Daniel Williams:Sorry for the internal rhyme there, y'all. Lower patient count, higher acuity, so more complexity, more cost. Also, post acute care is going to blow up too, with an estimated 31% growth, especially in home health services, they're expecting a 24% growth. That tells me health care is not just moving out of hospitals, it's moving into homes. So here's something that touches a nerve.
Daniel Williams:Evaluation and management visits forecast to grow 16%. And by 02/1935, almost one fifth or 19% of these will be virtual visits. That's telehealth firmly cemented in the mix, not just a pandemic relic anymore. And a couple more nuggets worth noting. Emergency department volumes will inch up 5% driven by emergent visits, but urgent care stays flat.
Daniel Williams:Cancer outpatient volumes rise 18%, while inpatient oncology care holds steady. So oncology services need outpatient capacity. For pediatric patients, inpatient discharges go down 1%, while outpatient visits increase 8%. Basically, kids are showing up less in hospitals and more in clinic settings. Here are the key takeaways.
Daniel Williams:If you're managing a clinic or health system, lean into outpatient expansion, especially for surgery, chronic care, and cancer follow ups. With virtual visits rising, bolstering telehealth infrastructure isn't optional, it's essential. As post acute and home health explodes, partnering with home care or remote monitoring providers could be a big opportunity. And expect acutely ill patients, increase support for complexity and care coordination, even if volume isn't climbing as fast. That was a lot of numbers, but that is the data story behind the headline, Colleen.

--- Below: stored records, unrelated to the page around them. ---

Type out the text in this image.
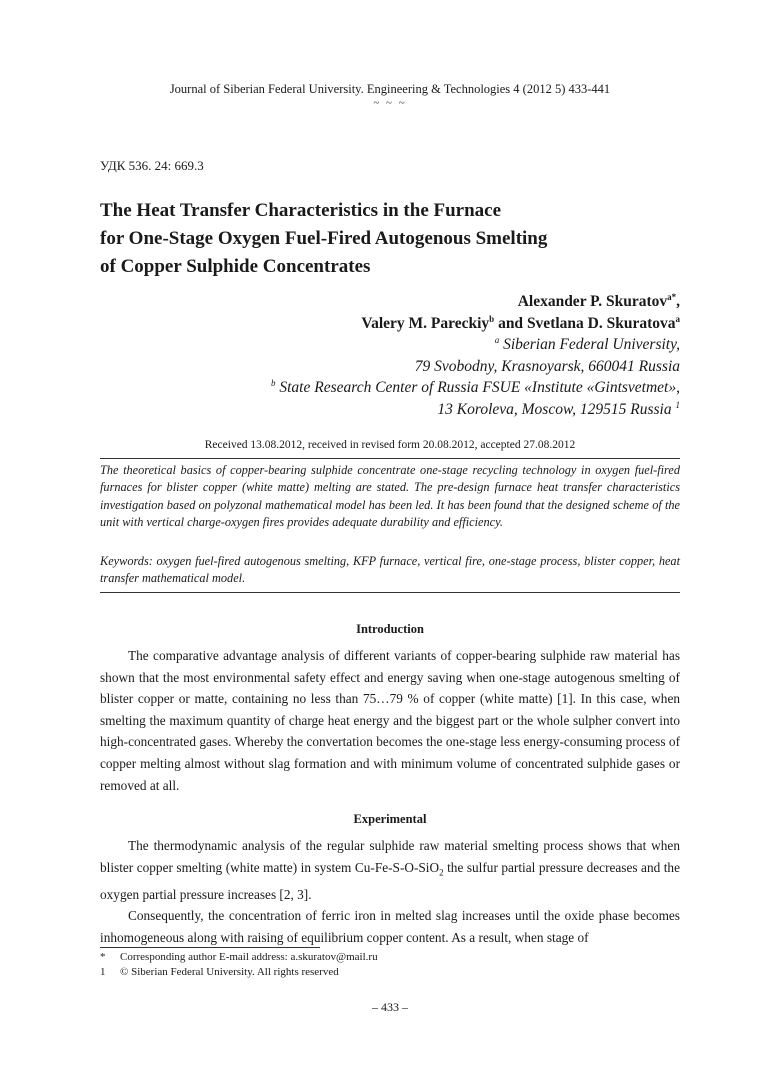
Journal of Siberian Federal University. Engineering & Technologies 4 (2012 5) 433-441
~ ~ ~
УДК 536. 24: 669.3
The Heat Transfer Characteristics in the Furnace
for One-Stage Oxygen Fuel-Fired Autogenous Smelting
of Copper Sulphide Concentrates
Alexander P. Skuratov$^{a*}$,
Valery M. Pareckiy$^b$ and Svetlana D. Skuratova$^a$
$^a$ Siberian Federal University,
79 Svobodny, Krasnoyarsk, 660041 Russia
$^b$ State Research Center of Russia FSUE «Institute «Gintsvetmet»,
13 Koroleva, Moscow, 129515 Russia $^1$
Received 13.08.2012, received in revised form 20.08.2012, accepted 27.08.2012
The theoretical basics of copper-bearing sulphide concentrate one-stage recycling technology in oxygen fuel-fired furnaces for blister copper (white matte) melting are stated. The pre-design furnace heat transfer characteristics investigation based on polyzonal mathematical model has been led. It has been found that the designed scheme of the unit with vertical charge-oxygen fires provides adequate durability and efficiency.
Keywords: oxygen fuel-fired autogenous smelting, KFP furnace, vertical fire, one-stage process, blister copper, heat transfer mathematical model.
Introduction

The comparative advantage analysis of different variants of copper-bearing sulphide raw material has shown that the most environmental safety effect and energy saving when one-stage autogenous smelting of blister copper or matte, containing no less than 75…79 % of copper (white matte) [1]. In this case, when smelting the maximum quantity of charge heat energy and the biggest part or the whole sulpher convert into high-concentrated gases. Whereby the convertation becomes the one-stage less energy-consuming process of copper melting almost without slag formation and with minimum volume of concentrated sulphide gases or removed at all.

Experimental

The thermodynamic analysis of the regular sulphide raw material smelting process shows that when blister copper smelting (white matte) in system Cu-Fe-S-O-SiO$_2$ the sulfur partial pressure decreases and the oxygen partial pressure increases [2, 3].

Consequently, the concentration of ferric iron in melted slag increases until the oxide phase becomes inhomogeneous along with raising of equilibrium copper content. As a result, when stage of

* Corresponding author E-mail address: a.skuratov@mail.ru
1 © Siberian Federal University. All rights reserved
– 433 –
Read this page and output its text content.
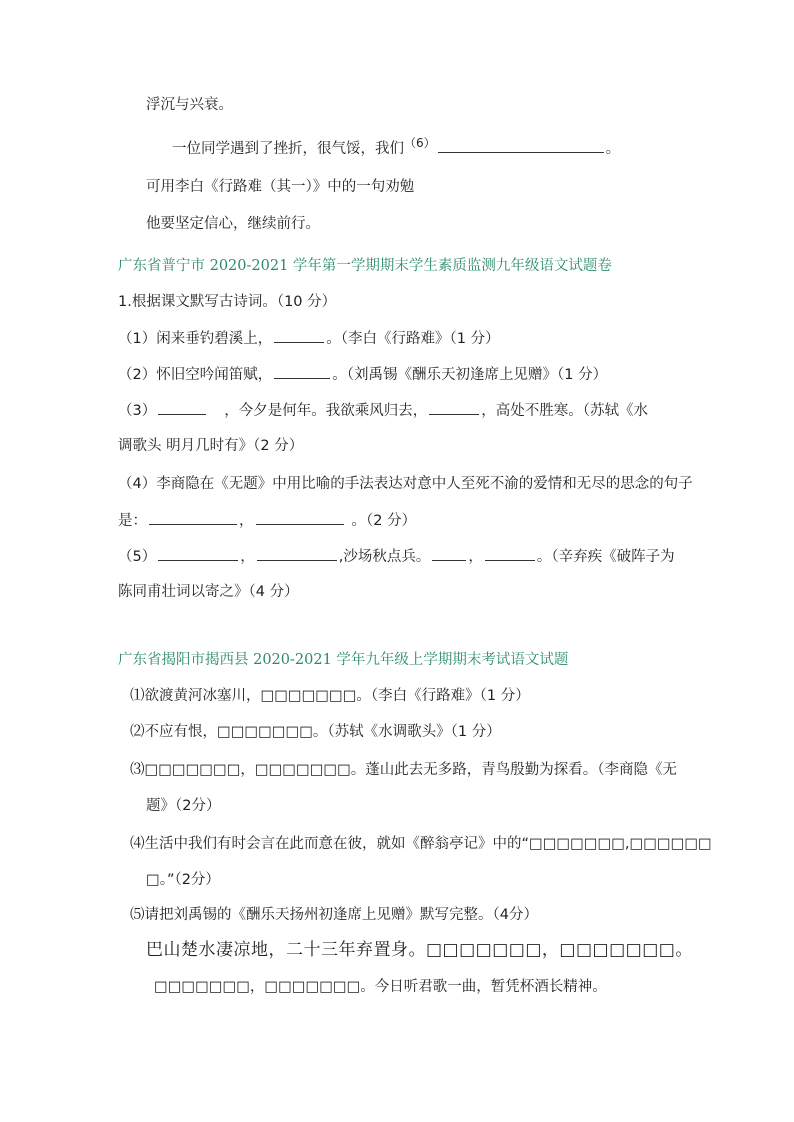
浮沉与兴衰。
一位同学遇到了挫折，很气馁，我们$^{(6)}$	。
可用李白《行路难（其一）》中的一句劝勉
他要坚定信心，继续前行。
广东省普宁市 2020-2021 学年第一学期期末学生素质监测九年级语文试题卷
1.根据课文默写古诗词。（10 分）
（1）闲来垂钓碧溪上，	。（李白《行路难》（1 分）
（2）怀旧空吟闻笛赋，	。（刘禹锡《酬乐天初逢席上见赠》（1 分）
（3）	，今夕是何年。我欲乘风归去，	，高处不胜寒。（苏轼《水
调歌头 明月几时有》（2 分）
（4）李商隐在《无题》中用比喻的手法表达对意中人至死不渝的爱情和无尽的思念的句子
是：	，	。（2 分）
（5）	，	,沙场秋点兵。	，	。（辛弃疾《破阵子为
陈同甫壮词以寄之》（4 分）
广东省揭阳市揭西县 2020-2021 学年九年级上学期期末考试语文试题
⑴欲渡黄河冰塞川，□□□□□□□。（李白《行路难》（1 分）
⑵不应有恨，□□□□□□□。（苏轼《水调歌头》（1 分）
⑶□□□□□□□，□□□□□□□。蓬山此去无多路，青鸟殷勤为探看。（李商隐《无
题》（2分）
⑷生活中我们有时会言在此而意在彼，就如《醉翁亭记》中的“□□□□□□□,□□□□□□
□。”（2分）
⑸请把刘禹锡的《酬乐天扬州初逢席上见赠》默写完整。（4分）
巴山楚水凄凉地，二十三年弃置身。□□□□□□□，□□□□□□□。
□□□□□□□，□□□□□□□。今日听君歌一曲，暂凭杯酒长精神。
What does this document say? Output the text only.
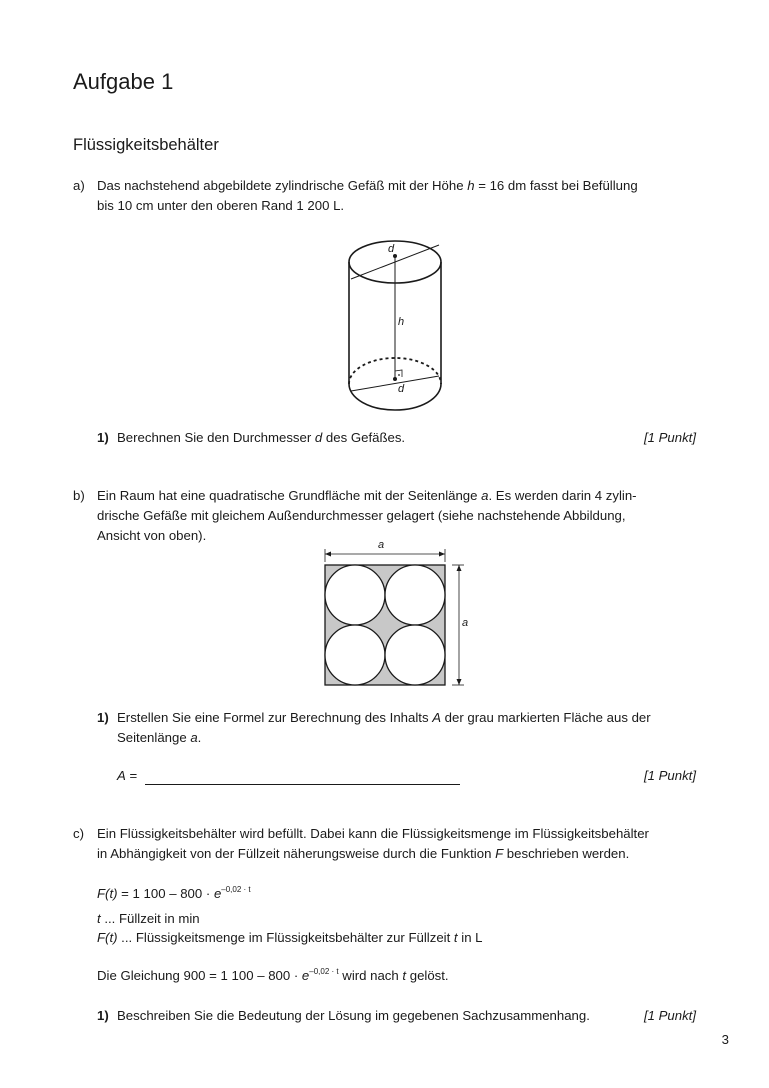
Aufgabe 1
Flüssigkeitsbehälter
a) Das nachstehend abgebildete zylindrische Gefäß mit der Höhe h = 16 dm fasst bei Befüllung
bis 10 cm unter den oberen Rand 1 200 L.
d
h
d
1) Berechnen Sie den Durchmesser d des Gefäßes.	[1 Punkt]
b) Ein Raum hat eine quadratische Grundfläche mit der Seitenlänge a. Es werden darin 4 zylin-
drische Gefäße mit gleichem Außendurchmesser gelagert (siehe nachstehende Abbildung,
Ansicht von oben).
a
a
1) Erstellen Sie eine Formel zur Berechnung des Inhalts A der grau markierten Fläche aus der
Seitenlänge a.
A =	[1 Punkt]
c) Ein Flüssigkeitsbehälter wird befüllt. Dabei kann die Flüssigkeitsmenge im Flüssigkeitsbehälter
in Abhängigkeit von der Füllzeit näherungsweise durch die Funktion F beschrieben werden.
F(t) = 1 $100 - 800 \cdot e^{-0,02 \cdot t}$
t ... Füllzeit in min
F(t) ... Flüssigkeitsmenge im Flüssigkeitsbehälter zur Füllzeit t in L
Die Gleichung 900 = 1 $100 - 800 \cdot e^{-0,02 \cdot t}$ wird nach t gelöst.
1) Beschreiben Sie die Bedeutung der Lösung im gegebenen Sachzusammenhang.	[1 Punkt]
3
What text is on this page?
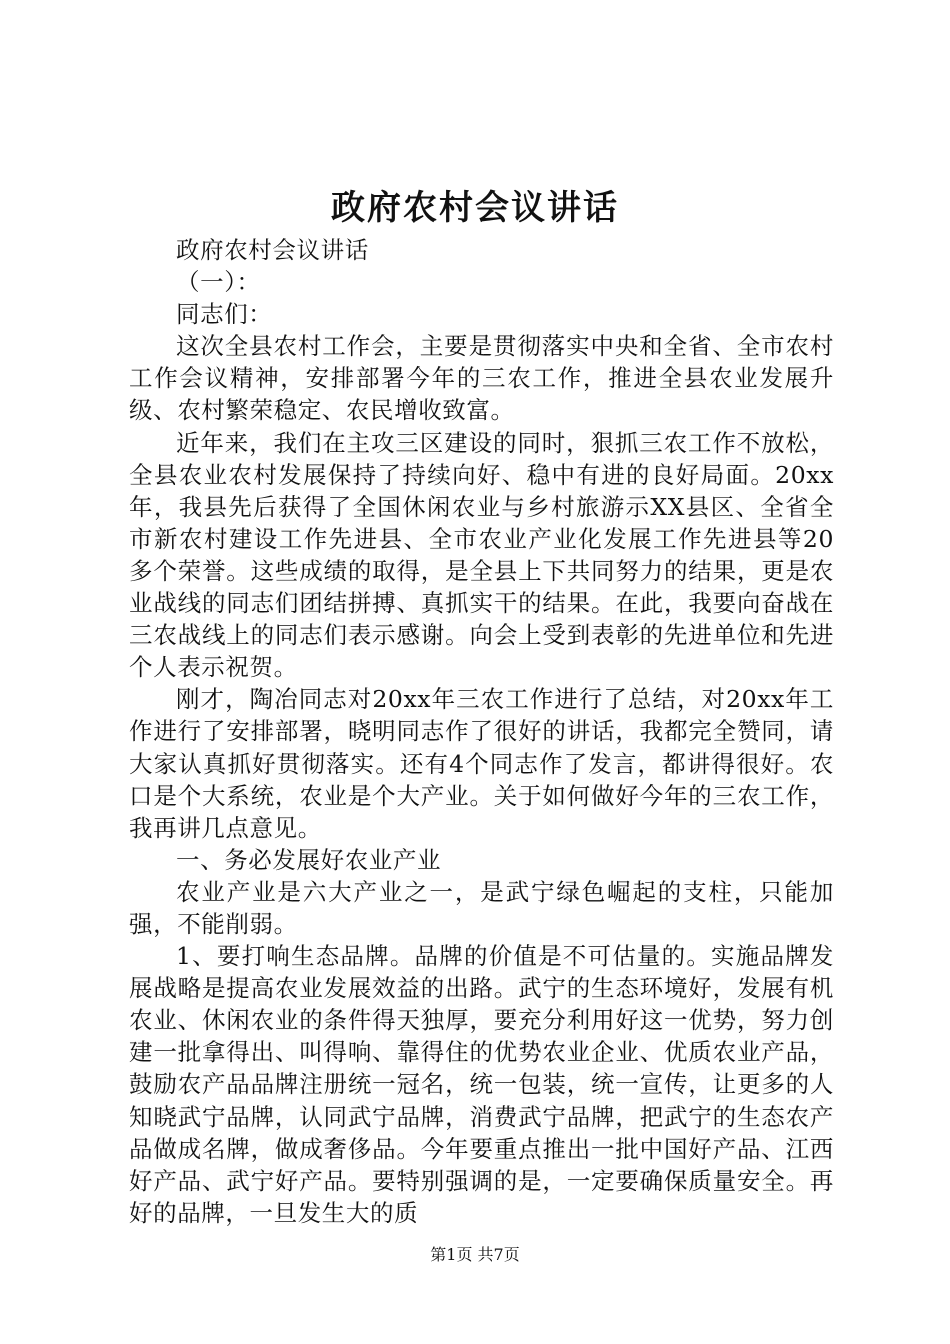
政府农村会议讲话

政府农村会议讲话

（一）：

同志们：

这次全县农村工作会，主要是贯彻落实中央和全省、全市农村工作会议精神，安排部署今年的三农工作，推进全县农业发展升级、农村繁荣稳定、农民增收致富。

近年来，我们在主攻三区建设的同时，狠抓三农工作不放松，全县农业农村发展保持了持续向好、稳中有进的良好局面。20xx年，我县先后获得了全国休闲农业与乡村旅游示XX县区、全省全市新农村建设工作先进县、全市农业产业化发展工作先进县等20多个荣誉。这些成绩的取得，是全县上下共同努力的结果，更是农业战线的同志们团结拼搏、真抓实干的结果。在此，我要向奋战在三农战线上的同志们表示感谢。向会上受到表彰的先进单位和先进个人表示祝贺。

刚才，陶冶同志对20xx年三农工作进行了总结，对20xx年工作进行了安排部署，晓明同志作了很好的讲话，我都完全赞同，请大家认真抓好贯彻落实。还有4个同志作了发言，都讲得很好。农口是个大系统，农业是个大产业。关于如何做好今年的三农工作，我再讲几点意见。

一、务必发展好农业产业

农业产业是六大产业之一，是武宁绿色崛起的支柱，只能加强，不能削弱。

1、要打响生态品牌。品牌的价值是不可估量的。实施品牌发展战略是提高农业发展效益的出路。武宁的生态环境好，发展有机农业、休闲农业的条件得天独厚，要充分利用好这一优势，努力创建一批拿得出、叫得响、靠得住的优势农业企业、优质农业产品，鼓励农产品品牌注册统一冠名，统一包装，统一宣传，让更多的人知晓武宁品牌，认同武宁品牌，消费武宁品牌，把武宁的生态农产品做成名牌，做成奢侈品。今年要重点推出一批中国好产品、江西好产品、武宁好产品。要特别强调的是，一定要确保质量安全。再好的品牌，一旦发生大的质

第1页 共7页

Daniel Williams:Back to you.
Colleen Luckett:Thanks, Daniel. So ever feel like risk adjustment was designed by a committee that never met a provider or maybe by someone who's never even seen an EHR? Well, the American College of Physicians is feeling your pain, and they just proposed a fix. In a July 2 article from medical economics titled ACP Calls for Risk Adjustment Overhaul to Improve Health Equity, Cut Red Tape, author Austin Luttrell lays out the ACP's new policy push. Their paper published in the Annals of Internal Medicine calls the current risk adjustment landscape fragmented, inconsistent, and unnecessarily stressful for physicians.
Colleen Luckett:So to clean it up, ACP offers eight recommendations, including standardizing documentation rules across payers, investing in interoperable health IT using FHIR based tools, incorporating social drivers of health like housing and income, and putting an end to the annual redocumentation of chronic conditions. They're also raising red flags about coding manipulation and caution as AI enters the risk scoring world, calling for clear guardrails that support accuracy and equity. ACP president, doctor Jason Goldman, said the aim is simple. Reduce admin burden and make payment more reflective of real patient needs. So what does this mean for MGMA members?
Colleen Luckett:In a word, plenty. For practices navigating value based care, risk scoring affects everything from contract performance to revenue cycle management. Any move towards standardization and tech enabled efficiency could give medical groups a much needed breather and help shift the focus back where it belongs, on patient care. Well, that's a wrap for me. Daniel, back to you.
Daniel Williams:Alright, Colleen. And that is a wrap for us this week. Again, happy fourth of July to everyone. Whether you're out there watching all the big fireworks go off or barbecuing or hanging out with dogs or whatever you've got on the agenda. Hope you are safe, and have a wonderful long weekend.